Devir zeyli son on seneye kadar vardı. Araç satıldığı zaman trafik sigortası iptal olur mu? Bunun sakıncaları var. Arabayı aldı, trafik sigortasını yaptırmadı ama kaza yaptı! Bunun maddi manevi sonuçlarının hesabını kim verecek? Devir zeyli olsa poliçe yeni malik adına devam edecek. Mevcut durumda gereksiz bir operasyon var; İptal, iade ücret, yeni poliçe… Satışta çoğalalım diyoruz ama olmuyor. Tabanda rahatsızlık var bu konuda. Ortak aklı bulmak lazım. Bu da tarafları dinleyerek, sorun ve beklentileri ortak paydada buluşturmakla olur. Binlerce kişinin takip ettiği çevrimiçi paneller yapılıyor, orada herkes bizimle aynı düşünüyor ama panelden sonra hiçbir adım atılmıyor. SBM (Sigorta Bilgi Merkezi) yönetmeliği düzenleniyor, son dakikaya kadar kimse bizim görüşümüzü sormuyor. Önce görüş alınır ve sonra taslak hazırlanır. Trafik sigortasında da genel şart hazırlandıktan sonra bize geliyor. Biz bu işin neresindeyiz peki? Sektörün en önemli iki unsurundan biriyiz. SBM en fazla bize lazım, en çok biz kullanıyoruz ve bizim hayatımızı kolaylaştırması lazım. Danışma kurulunda acente meslektaşımın derdini nasıl anlatacağız? Biz orada oluşacak yönetimde eşit temsil hakkına sahip olmalıyız.  

SAİK olarak göreve geldiğimizde her isteyen trafik poliçesinde istimal tarzını istediği gibi giriyordu. Biz olmaz böyle dedik ve 13 ay sistemi düzelttik. Ama biz son aşamaya kadar yoktuk SBM’nin yönetimde. Nasıl derdimizi anlatacaktık peki?  

Sektörün tüm paydaşları olarak, SEDDK denetimi ve idaresinde bir masa etrafında egolarımızı bırakıp bir araya gelerek bir an önce ortak aklı oluşturmalı, sektörün aksayan yönleri, sorunları ve çözümü konusunda gerekenleri yapmalıyız. Sözde değil özde, birlikte iş yapma refleksimizi geliştirmeliyiz. 
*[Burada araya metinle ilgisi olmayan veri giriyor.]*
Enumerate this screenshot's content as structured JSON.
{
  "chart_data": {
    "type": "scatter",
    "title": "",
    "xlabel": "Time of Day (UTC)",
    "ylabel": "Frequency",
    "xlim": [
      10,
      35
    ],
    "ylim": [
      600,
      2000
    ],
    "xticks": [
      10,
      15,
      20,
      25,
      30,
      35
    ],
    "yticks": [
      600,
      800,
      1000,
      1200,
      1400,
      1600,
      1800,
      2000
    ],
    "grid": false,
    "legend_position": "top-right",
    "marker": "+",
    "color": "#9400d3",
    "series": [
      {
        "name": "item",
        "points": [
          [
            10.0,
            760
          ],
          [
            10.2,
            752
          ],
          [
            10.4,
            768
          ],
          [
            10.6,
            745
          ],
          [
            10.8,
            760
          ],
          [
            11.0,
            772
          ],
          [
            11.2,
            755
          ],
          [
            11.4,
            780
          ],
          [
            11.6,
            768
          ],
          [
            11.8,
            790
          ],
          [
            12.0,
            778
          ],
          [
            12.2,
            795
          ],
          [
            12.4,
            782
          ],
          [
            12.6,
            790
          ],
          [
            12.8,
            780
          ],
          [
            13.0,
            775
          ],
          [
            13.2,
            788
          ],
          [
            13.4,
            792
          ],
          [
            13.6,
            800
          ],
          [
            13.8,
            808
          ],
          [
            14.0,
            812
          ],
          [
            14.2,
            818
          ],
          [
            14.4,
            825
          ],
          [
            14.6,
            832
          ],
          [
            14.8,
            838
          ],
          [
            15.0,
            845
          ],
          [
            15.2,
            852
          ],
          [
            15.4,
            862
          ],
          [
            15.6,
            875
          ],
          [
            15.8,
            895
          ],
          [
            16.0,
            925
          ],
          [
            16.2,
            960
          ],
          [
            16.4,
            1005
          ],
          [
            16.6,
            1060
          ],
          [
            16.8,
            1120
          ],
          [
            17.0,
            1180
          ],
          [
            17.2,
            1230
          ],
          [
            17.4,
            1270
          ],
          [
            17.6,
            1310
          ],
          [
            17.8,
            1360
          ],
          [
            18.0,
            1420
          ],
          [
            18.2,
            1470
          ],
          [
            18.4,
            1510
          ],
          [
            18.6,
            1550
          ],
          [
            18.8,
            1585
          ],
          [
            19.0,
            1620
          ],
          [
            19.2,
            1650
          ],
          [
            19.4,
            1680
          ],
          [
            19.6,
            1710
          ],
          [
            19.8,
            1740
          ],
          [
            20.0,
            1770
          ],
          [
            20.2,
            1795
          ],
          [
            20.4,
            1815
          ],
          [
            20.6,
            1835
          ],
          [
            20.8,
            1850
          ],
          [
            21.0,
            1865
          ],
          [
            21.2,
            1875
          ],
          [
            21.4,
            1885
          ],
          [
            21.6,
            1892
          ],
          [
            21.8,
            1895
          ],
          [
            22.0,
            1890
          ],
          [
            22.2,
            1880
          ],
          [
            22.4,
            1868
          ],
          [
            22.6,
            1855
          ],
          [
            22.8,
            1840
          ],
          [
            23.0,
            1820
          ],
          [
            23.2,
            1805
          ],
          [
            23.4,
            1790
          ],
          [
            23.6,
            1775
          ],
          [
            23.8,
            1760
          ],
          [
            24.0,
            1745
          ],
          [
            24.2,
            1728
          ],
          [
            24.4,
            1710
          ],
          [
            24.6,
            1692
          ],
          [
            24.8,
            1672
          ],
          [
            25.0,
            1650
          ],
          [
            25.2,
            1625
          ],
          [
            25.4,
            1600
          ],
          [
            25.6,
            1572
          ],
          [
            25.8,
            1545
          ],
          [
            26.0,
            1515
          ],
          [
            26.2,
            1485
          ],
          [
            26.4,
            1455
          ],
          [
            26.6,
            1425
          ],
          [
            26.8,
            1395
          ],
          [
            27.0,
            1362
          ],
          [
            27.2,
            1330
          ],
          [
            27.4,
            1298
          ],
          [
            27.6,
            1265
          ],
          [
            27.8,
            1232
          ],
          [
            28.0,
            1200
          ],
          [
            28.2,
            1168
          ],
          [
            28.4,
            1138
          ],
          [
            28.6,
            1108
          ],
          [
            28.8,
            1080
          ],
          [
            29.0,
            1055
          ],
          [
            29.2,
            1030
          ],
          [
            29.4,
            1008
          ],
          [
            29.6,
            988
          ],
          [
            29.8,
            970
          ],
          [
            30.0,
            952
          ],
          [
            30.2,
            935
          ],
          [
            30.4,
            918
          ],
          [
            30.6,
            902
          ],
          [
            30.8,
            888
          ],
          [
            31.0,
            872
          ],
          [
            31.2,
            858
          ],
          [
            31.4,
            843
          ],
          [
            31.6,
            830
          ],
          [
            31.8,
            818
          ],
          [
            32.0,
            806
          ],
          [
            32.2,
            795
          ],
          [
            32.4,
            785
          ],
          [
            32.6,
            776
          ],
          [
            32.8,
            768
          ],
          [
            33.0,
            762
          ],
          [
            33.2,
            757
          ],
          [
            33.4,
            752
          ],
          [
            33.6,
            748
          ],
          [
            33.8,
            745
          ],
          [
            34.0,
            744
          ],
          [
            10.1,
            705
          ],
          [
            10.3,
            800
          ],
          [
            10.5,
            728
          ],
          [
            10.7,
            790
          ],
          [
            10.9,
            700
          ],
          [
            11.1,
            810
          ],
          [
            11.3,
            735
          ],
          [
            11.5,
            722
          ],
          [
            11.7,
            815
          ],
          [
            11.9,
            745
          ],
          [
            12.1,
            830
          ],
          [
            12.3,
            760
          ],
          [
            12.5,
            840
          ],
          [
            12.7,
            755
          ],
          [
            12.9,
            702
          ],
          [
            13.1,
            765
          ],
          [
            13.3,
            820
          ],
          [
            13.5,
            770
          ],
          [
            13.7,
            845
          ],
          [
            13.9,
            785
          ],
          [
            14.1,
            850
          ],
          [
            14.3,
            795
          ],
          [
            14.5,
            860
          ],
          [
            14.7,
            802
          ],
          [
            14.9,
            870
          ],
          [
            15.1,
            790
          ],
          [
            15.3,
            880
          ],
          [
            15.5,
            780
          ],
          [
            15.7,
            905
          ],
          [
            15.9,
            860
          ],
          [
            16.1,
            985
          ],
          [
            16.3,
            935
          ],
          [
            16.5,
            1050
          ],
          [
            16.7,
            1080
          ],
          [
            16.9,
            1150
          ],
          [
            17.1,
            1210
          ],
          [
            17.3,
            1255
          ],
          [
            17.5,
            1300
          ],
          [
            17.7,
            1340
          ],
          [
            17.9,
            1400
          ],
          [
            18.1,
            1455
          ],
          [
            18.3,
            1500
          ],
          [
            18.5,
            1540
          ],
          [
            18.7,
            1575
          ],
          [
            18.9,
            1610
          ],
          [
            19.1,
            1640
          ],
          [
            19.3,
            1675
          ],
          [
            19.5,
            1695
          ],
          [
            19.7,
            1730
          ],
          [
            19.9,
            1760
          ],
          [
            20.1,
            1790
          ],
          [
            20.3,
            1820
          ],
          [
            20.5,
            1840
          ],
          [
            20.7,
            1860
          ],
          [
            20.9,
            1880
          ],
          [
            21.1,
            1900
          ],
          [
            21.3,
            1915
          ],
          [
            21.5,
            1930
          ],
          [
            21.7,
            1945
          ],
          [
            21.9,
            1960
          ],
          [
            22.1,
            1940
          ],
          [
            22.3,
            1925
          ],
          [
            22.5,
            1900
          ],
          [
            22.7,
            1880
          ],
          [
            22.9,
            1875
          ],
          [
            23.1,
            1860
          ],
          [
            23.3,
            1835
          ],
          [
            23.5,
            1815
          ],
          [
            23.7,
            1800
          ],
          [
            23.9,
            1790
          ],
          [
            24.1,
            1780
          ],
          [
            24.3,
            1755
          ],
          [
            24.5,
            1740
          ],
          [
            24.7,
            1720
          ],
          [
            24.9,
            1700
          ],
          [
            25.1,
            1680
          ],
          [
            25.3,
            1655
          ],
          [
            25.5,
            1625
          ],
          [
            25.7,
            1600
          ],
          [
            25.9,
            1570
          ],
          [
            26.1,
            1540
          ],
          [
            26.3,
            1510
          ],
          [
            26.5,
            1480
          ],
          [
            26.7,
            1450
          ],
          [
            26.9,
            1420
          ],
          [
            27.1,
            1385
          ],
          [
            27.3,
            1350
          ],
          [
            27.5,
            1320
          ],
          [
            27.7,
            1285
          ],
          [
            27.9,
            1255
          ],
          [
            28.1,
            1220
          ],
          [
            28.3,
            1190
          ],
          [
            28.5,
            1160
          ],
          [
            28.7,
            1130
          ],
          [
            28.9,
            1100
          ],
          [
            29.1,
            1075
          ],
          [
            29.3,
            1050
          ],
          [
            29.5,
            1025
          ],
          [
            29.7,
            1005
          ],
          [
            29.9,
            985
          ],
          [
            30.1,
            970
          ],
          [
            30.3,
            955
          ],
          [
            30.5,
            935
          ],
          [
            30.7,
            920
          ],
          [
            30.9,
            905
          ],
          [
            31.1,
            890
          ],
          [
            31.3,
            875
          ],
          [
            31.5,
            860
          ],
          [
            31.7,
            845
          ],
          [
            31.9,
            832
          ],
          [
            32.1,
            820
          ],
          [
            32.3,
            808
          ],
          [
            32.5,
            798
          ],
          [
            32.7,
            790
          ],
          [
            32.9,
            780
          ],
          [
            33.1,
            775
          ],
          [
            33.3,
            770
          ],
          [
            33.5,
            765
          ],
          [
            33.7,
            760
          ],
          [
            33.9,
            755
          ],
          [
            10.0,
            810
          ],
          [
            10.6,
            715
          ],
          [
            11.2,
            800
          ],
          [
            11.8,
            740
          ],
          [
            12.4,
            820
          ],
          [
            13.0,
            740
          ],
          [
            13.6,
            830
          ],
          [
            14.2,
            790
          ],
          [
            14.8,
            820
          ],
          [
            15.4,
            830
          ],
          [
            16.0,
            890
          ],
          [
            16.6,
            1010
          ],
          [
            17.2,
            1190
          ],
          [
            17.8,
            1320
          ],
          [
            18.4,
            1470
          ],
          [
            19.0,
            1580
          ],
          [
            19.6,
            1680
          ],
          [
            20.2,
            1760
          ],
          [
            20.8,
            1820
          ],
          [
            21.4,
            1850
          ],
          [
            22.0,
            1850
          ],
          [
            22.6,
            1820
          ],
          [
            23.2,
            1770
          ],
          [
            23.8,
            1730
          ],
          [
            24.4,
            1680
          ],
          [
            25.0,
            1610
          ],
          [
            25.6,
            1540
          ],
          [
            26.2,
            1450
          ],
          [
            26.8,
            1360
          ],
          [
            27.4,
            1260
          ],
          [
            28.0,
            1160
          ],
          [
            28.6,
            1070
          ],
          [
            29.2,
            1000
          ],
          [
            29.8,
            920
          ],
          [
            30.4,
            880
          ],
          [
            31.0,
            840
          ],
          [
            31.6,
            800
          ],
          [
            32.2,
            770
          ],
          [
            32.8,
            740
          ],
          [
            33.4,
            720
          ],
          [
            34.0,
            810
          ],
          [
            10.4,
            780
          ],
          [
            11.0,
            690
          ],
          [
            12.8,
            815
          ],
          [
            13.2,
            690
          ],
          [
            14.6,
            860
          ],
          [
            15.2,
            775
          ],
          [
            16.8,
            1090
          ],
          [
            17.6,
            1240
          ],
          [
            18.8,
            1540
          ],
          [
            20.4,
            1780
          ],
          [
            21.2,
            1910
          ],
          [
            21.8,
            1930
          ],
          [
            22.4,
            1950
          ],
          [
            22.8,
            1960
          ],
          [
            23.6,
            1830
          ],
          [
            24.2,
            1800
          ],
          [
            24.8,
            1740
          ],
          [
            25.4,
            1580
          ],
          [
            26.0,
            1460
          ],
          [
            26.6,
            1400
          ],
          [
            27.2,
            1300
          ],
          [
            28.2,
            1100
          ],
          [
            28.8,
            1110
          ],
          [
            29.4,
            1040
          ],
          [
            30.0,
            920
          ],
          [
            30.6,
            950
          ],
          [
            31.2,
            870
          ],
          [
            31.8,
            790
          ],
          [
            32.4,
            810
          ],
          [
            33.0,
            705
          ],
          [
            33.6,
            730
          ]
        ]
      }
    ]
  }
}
TOBB SAİK Başkanı Levent Korkut

Anlaşmalı hasar onarım merkezi acente olamaz 

Ayrıca son günlerde üzerinde çalışmakta olduğumuz önemli bir hususu da açıklamak isterim: 2015 yılında yayınlanan Sigortacılık Destek Hizmetleri Hakkında Yönetmelik kapsamında “Bu Yönetmelik kapsamında destek hizmeti sunanlar aynı zamanda destek hizmeti sundukları şirketle ilgili sigorta aracılık faaliyetinde bulunamazlar” maddesi bulunmaktadır. Bir sigorta şirketinin hem anlaşmalı servisi hem acentesi olmak bu yönetmelik kapsamında yasak olmasına rağmen, yüzlerce kurum yasalara aykırı bir şekilde çalışmalarını sürdürmektedir. Bu yönetmelikte de açık açık yazıldığı üzere, bir otomotiv bayii hem sigorta şirketinin anlaşmalı hasar onarım merkezi hem de yetkili sigorta acentesi olamaz. Esasları çok net olan bu yönetmeliğin uygulamada da hayata geçirilmesi, gerekli denetimlerin yapılması için SAİK olarak konunun yakinen takipçisiyiz.